Validated high-conviction buyer — this insider’s opportunistic purchases fall in a cohort whose buys have historically preceded above-benchmark moves. How we measure this ↗
COO Bishop James Philip buys 1,000 shares as Flutter trades well below 52-week highs amid fundamental headwinds; first open-market purchase after prior sales.
Bishop James Philip, Flutter's Chief Operating Officer, is buying shares for the first time in over three years of recorded open-market activity—a meaningful regime shift after three prior sales. The purchase comes as Flutter trades significantly below its 52-week high and has declined sharply over recent months, yet the company remains unprofitable with a net loss on the year. This is notably contrarian: the COO is stepping up to buy into weakness at a company that is still burning cash, which could suggest either deep conviction in a turnaround or simply portfolio rebalancing after a period of selling. The cluster context shows this is not a solitary move—three other insiders bought within the same two-week window—adding weight to the observation that leadership is willing to put capital behind the stock at depressed prices. However, James Philip's prior timing as a seller was poor: his last exit saw the stock rise significantly afterward, meaning he sold too early. Whether he has learned from that miscue or is simply rotating holdings remains unclear from the data alone.
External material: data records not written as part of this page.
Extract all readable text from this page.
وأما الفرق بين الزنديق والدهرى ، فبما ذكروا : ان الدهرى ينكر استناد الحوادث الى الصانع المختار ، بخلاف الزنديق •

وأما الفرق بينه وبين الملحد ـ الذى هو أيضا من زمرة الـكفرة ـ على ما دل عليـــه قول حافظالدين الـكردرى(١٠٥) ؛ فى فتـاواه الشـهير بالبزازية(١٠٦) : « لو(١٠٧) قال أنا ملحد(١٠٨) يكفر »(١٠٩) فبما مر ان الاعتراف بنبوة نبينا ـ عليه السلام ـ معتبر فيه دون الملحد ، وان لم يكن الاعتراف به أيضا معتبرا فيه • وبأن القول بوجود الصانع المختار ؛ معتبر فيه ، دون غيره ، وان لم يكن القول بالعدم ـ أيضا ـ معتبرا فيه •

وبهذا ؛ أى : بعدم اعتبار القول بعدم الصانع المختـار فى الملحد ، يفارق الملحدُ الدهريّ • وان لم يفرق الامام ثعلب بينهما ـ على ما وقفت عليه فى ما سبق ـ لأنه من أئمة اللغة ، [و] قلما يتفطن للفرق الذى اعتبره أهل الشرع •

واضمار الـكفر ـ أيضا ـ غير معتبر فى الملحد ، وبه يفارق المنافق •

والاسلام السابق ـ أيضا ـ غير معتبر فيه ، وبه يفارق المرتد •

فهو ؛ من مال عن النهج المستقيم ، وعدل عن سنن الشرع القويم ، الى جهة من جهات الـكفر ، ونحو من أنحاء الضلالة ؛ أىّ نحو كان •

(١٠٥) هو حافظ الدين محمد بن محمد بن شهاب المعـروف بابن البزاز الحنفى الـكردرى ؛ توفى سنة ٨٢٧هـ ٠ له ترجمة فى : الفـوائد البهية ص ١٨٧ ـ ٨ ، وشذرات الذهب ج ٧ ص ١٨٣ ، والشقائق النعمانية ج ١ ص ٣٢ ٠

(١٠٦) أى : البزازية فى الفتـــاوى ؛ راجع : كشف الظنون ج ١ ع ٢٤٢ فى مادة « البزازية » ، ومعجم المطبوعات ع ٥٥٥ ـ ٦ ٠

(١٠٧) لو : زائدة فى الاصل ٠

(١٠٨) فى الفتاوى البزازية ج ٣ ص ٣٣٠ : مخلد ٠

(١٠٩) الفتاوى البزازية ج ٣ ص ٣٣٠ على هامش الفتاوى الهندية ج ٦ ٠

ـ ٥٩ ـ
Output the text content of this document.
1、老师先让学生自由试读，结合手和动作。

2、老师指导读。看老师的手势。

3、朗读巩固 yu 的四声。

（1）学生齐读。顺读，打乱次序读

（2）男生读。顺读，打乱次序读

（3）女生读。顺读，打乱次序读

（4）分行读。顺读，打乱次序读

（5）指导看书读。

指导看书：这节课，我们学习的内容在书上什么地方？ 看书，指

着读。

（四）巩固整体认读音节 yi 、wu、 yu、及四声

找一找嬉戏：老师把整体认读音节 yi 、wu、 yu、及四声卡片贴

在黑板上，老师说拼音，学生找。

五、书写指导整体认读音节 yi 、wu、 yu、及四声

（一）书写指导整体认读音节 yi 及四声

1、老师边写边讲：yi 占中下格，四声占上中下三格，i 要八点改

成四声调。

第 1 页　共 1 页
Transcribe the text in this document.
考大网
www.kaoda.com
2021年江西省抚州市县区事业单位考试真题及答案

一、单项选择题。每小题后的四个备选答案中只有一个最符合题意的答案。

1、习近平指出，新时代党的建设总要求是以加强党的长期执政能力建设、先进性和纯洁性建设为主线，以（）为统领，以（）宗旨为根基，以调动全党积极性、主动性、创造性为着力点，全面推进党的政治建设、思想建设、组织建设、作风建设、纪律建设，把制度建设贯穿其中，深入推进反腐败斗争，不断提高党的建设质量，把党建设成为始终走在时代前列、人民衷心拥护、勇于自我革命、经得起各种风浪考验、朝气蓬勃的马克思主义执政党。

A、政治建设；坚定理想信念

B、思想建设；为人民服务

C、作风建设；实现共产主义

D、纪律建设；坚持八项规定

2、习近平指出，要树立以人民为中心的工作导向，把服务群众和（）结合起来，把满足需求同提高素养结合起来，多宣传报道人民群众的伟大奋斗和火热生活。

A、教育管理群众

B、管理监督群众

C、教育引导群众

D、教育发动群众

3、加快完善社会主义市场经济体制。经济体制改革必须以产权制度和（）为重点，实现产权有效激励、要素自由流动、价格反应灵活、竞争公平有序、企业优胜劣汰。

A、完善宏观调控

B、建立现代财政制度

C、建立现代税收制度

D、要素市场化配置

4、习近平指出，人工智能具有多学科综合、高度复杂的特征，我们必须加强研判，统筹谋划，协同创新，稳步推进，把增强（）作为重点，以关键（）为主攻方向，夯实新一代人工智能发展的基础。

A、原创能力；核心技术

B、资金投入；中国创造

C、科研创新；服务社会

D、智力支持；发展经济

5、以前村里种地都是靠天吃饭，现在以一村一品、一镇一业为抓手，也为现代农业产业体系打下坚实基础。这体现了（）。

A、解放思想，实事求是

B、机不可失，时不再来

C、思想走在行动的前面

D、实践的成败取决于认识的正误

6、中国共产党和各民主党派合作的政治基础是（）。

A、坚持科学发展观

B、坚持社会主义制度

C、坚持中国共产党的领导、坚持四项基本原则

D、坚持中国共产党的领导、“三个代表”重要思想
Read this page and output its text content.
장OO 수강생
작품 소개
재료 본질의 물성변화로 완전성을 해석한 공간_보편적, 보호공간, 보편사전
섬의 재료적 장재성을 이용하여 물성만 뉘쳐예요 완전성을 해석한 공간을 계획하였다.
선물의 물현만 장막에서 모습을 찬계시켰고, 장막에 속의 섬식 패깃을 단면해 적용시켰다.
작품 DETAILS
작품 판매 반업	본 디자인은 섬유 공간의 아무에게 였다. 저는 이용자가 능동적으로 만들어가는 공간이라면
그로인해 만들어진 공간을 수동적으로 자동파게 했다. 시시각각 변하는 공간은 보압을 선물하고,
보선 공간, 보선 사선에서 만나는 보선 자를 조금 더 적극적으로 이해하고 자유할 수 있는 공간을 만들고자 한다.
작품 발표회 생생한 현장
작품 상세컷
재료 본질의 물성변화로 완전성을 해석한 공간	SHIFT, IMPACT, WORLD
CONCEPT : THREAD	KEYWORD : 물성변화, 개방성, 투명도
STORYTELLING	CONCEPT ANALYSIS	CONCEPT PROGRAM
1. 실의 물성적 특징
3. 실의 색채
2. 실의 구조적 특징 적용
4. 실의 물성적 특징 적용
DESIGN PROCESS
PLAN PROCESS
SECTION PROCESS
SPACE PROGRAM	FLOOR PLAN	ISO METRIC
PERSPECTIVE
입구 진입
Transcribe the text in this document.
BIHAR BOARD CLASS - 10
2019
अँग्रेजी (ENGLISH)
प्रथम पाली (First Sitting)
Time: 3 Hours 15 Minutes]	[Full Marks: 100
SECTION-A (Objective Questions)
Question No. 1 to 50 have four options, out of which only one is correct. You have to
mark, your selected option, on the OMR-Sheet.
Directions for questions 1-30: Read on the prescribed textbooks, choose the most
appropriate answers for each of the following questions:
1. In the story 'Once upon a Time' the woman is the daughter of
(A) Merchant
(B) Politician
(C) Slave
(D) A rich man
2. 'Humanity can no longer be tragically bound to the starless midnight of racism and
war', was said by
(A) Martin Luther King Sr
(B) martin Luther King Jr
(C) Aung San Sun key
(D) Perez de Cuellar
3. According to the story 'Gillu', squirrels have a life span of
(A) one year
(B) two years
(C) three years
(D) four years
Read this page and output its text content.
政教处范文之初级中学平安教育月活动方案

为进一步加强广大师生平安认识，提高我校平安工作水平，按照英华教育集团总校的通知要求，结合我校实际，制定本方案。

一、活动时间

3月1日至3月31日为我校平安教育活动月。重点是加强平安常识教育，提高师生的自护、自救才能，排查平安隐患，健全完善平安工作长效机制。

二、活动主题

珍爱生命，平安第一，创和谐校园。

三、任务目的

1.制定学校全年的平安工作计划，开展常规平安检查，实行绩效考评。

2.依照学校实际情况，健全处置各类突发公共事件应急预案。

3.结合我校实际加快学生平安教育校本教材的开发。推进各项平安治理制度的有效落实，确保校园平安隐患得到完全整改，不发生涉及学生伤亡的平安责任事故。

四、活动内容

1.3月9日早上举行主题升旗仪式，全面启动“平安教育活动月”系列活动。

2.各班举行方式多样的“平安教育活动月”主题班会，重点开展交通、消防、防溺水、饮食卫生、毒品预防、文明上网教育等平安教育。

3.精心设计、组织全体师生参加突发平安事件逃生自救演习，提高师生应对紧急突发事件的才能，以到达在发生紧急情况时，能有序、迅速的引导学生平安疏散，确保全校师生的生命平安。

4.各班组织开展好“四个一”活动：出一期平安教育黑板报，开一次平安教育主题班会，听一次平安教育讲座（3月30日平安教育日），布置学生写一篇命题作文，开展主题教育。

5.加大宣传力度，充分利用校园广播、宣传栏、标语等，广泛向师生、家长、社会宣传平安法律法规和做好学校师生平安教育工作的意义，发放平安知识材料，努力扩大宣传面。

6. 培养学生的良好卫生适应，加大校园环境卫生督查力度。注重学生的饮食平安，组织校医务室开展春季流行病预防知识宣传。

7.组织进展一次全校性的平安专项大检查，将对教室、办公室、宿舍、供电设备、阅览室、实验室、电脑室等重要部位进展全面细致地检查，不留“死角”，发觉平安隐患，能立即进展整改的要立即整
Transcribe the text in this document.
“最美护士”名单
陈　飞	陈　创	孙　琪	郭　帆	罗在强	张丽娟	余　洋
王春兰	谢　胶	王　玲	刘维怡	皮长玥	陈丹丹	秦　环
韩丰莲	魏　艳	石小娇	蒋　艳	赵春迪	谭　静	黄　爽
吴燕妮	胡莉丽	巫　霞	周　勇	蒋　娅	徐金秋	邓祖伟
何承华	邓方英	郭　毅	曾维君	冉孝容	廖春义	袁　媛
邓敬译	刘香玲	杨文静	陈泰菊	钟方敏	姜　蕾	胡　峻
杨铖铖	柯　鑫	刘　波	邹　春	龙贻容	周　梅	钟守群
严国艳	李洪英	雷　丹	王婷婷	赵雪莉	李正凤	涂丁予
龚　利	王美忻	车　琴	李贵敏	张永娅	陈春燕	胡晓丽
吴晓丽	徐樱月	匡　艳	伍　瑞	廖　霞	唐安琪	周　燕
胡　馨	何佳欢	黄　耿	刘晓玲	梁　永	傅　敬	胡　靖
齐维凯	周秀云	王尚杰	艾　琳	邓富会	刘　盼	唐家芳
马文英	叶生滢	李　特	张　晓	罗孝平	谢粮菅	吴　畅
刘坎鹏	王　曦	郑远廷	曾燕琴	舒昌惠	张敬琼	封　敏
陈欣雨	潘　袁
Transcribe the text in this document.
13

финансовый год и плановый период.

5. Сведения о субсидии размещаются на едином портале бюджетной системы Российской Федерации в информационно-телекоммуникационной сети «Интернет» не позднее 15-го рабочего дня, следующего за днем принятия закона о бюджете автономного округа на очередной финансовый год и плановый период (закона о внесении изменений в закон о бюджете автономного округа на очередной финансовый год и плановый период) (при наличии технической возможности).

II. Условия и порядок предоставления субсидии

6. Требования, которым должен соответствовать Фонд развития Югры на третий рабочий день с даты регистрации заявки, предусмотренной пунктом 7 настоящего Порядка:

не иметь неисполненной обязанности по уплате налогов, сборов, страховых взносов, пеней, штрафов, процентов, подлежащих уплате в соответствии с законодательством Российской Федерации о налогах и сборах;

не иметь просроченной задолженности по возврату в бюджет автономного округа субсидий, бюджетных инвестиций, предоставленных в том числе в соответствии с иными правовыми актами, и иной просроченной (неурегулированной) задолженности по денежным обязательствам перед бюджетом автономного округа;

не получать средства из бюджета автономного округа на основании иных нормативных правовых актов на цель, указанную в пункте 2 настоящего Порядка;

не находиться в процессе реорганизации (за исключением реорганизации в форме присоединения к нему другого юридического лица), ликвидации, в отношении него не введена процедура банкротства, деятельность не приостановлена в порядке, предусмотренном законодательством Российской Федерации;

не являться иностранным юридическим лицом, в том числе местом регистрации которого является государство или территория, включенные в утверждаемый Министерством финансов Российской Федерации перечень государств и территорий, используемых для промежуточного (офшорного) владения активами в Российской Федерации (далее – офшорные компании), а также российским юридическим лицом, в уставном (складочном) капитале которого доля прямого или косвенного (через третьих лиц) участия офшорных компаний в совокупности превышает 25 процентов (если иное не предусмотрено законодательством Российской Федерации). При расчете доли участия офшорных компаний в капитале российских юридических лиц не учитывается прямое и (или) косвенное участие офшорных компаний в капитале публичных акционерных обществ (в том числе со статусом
COO Bishop James Philip sold 3,000 FLUT shares ($729.6K) at $243.20; retains 4.7K shares post-transaction
Bishop James Philip, Chief Operating Officer, sold 3,000 shares at $243.20 on 2025-05-09, reducing his holdings from 7,712 shares to 4.7K shares—a net reduction of 38.9% of his pre-transaction position. The sale occurred when the stock traded $1.36 above the current price of $241.84, placing the transaction within the 52-week range but 19.1% below the 52-week high of $298.81. Flutter Entertainment reported $3.7B in latest-quarter revenue with 19.2% annual growth and a P/E of 63.48, indicating the company operates at a valuation multiple above broad-market averages. The magnitude of this holding reduction—selling more than one-third of his shares in a single transaction—represents a material reduction in the COO's equity stake during a period of positive revenue growth, warranting investor attention to the stated or contextual rationale.